How can I avoid paying ’emergency tax’ to HMRC on a pension withdrawal? Steve Webb replies

Pension withdrawal: how can I avoid paying emergency tax to HMRC on this amount?

I have a drawn pension worth £84,000.

In December 2023 I will be 74 and my husband is 72.

This tax year I would like to take home 25 percent tax-free cash.

My total income from a current company pension and state pension is approximately £30,000 per year.

So in addition to taking 25 percent tax-free cash, I plan to take an additional lump sum of the withdrawn pension this tax year so that I only pay 20 percent tax up to my annual benefit limit of £50,270.

In other words, this would be an extra £20,000 at 20 percent tax.

However, my pension company informs me that they will apply an emergency tax code to this £20,000 and that I will then have to reclaim the excess tax paid from HMRC.

My question is: Can I request HMRC to advise me/my pension company before I take the £20,000 that only 20 per cent tax is due, which will require even more effort in communicating with HMRC to get me the excess refund taxes paid for this tax year?

Is there a standard template I can use to contact HMRC about my intentions, as above?


Steve Webb replies: The issue you raise relates to how HMRC chooses to collect tax when someone accesses their pension pot.

In your situation, where you have an annual income of €30,000 and choose to take €20,000 of taxable cash out of your pension, you would think that you only have to pay the basic rate of tax on all this, because you are below the threshold of € 50,270 is for paying your pension. higher income tax.

Do you have a question for Steve Webb?  Scroll down to see how you can contact him

Do you have a question for Steve Webb? Scroll down to see how you can contact him

And this is indeed where you will end up. But unfortunately, you’ll have to jump through some hoops to get there.

The problem is that even though you know you only want to withdraw £20,000 once in the current tax year, HMRC won’t.

From their point of view, you could plan to withdraw this amount multiple times, and this would obviously give you a higher tax rate.

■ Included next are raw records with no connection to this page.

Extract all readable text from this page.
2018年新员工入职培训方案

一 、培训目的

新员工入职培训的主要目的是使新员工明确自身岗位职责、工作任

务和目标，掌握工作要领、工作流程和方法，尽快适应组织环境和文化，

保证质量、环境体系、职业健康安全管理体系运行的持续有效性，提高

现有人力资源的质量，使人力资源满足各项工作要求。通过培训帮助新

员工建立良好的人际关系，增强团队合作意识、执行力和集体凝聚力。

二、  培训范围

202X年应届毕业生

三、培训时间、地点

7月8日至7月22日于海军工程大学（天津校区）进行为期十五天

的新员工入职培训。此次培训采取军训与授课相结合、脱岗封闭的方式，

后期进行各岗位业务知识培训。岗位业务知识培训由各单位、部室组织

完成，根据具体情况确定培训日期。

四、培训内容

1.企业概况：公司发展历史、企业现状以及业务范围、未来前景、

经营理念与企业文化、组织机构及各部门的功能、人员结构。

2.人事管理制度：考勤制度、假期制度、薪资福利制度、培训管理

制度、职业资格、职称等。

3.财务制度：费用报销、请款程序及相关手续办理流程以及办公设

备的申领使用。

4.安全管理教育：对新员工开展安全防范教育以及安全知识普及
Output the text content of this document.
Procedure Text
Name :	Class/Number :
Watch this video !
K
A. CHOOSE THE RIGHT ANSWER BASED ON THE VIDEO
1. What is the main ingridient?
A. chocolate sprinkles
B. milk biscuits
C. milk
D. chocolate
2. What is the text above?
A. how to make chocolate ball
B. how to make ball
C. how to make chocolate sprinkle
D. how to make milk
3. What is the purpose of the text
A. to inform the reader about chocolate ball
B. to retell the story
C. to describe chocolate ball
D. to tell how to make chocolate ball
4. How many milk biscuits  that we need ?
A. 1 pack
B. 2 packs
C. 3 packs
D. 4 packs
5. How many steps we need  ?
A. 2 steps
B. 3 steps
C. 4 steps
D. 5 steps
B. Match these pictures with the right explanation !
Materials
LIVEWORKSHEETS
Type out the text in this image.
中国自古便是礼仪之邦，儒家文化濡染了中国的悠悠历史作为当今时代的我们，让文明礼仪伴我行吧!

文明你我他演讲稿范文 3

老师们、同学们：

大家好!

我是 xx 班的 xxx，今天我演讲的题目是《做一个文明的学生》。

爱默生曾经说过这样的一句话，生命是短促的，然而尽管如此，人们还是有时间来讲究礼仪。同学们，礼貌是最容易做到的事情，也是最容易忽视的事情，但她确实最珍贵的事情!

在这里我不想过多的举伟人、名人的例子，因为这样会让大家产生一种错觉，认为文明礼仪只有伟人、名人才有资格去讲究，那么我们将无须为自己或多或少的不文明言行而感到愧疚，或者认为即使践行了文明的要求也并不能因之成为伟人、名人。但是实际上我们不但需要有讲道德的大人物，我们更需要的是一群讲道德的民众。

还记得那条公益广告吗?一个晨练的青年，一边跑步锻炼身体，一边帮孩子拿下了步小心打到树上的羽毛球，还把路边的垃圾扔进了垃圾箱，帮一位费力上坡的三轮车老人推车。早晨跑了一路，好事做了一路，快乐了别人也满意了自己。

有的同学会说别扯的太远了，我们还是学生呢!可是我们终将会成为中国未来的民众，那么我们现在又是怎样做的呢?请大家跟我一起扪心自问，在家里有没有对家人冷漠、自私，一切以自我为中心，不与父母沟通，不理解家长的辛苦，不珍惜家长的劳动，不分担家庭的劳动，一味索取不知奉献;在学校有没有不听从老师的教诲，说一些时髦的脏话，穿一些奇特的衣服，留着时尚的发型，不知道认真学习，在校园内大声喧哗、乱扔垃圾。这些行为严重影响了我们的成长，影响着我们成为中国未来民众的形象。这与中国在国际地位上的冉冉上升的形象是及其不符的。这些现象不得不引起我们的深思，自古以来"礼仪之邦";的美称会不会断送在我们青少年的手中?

If they only deducted the basic tax, they would worry that they taxed you too little and then have to find a way to get the extra tax.

The way HMRC deals with this is by expecting your pension provider to apply an ’emergency’ tax code.

This does not take into account your other income, but assumes that you will make multiple withdrawals and that you will be (over)taxed accordingly.

To get your money back, you must then complete the relevant form or claim online: Claim tax back on a flexibly accessible overpaid pension benefit (P55).

As you will see, if you choose to fill out a form, you must choose the correct form. These are:

– Form P55 if you have had flexible access to your pot, but have not emptied it, and do not intend to make any further such withdrawals;

– Form P53Z if you have flexible access to your pot and have emptied it;

– Form P50Z if you have flexible access to your entire pot and you have stopped working.

If you fail to do any of these things, any refund due will be issued through the year-end tax assessment process.

As you rightly say: this is all a bit nonsense. I have repeatedly complained that HMRC routinely overcharges people and then expects them to claw back their own money.

Since this system was first introduced in the wake of the ‘pension freedoms’ legislation, HMRC has had to pay back as much as £1.1 billion for around 400,000 pension withdrawals.

This system is causing major disruption to people and is all about the convenience of HMRC and not the taxpayer.

However, there is a possible ‘work around’ that could largely solve this problem.

Instead of making a single withdrawal of €20,000, consider making a (very) small withdrawal first. Although an emergency tax code will be applied to this small withdrawal, this should then result in HMRC providing a regular tax code to your pension provider.

They can then apply this to your main withdrawal and you should not be charged too much for this.

As for the amount we are talking about, a lot depends on the rules of your withdrawal scheme. Some providers have a minimum withdrawal amount (e.g. €1,000), some charge for each withdrawal and others only allow a certain number of withdrawals per year.

But in principle it should be possible to split your withdrawal into an initial nominal amount and then a subsequent main withdrawal. And if all goes well, this should mean that you can largely avoid becoming overloaded.

Of course, it would be better if you didn’t have to go through this somewhat artificial procedure to avoid becoming overloaded in the first place!

Ask Steve Webb a pension question

Former Pensions Minister Steve Webb is the suffering uncle of This Is Money.

He is ready to answer your questions, whether you are still saving, retiring or working on your finances in retirement.

Steve left the Department for Work and Pensions after the May 2015 election. He is now a partner at actuary and consultancy firm Lane Clark & ​​Peacock.

If you’d like to ask Steve a question about pensions, email him at

Steve will do his best to respond to your message in an upcoming column, but he will not be able to reply to everyone or correspond with readers privately. Nothing in his answers constitutes regulated financial advice. Published questions are sometimes edited for brevity or other reasons.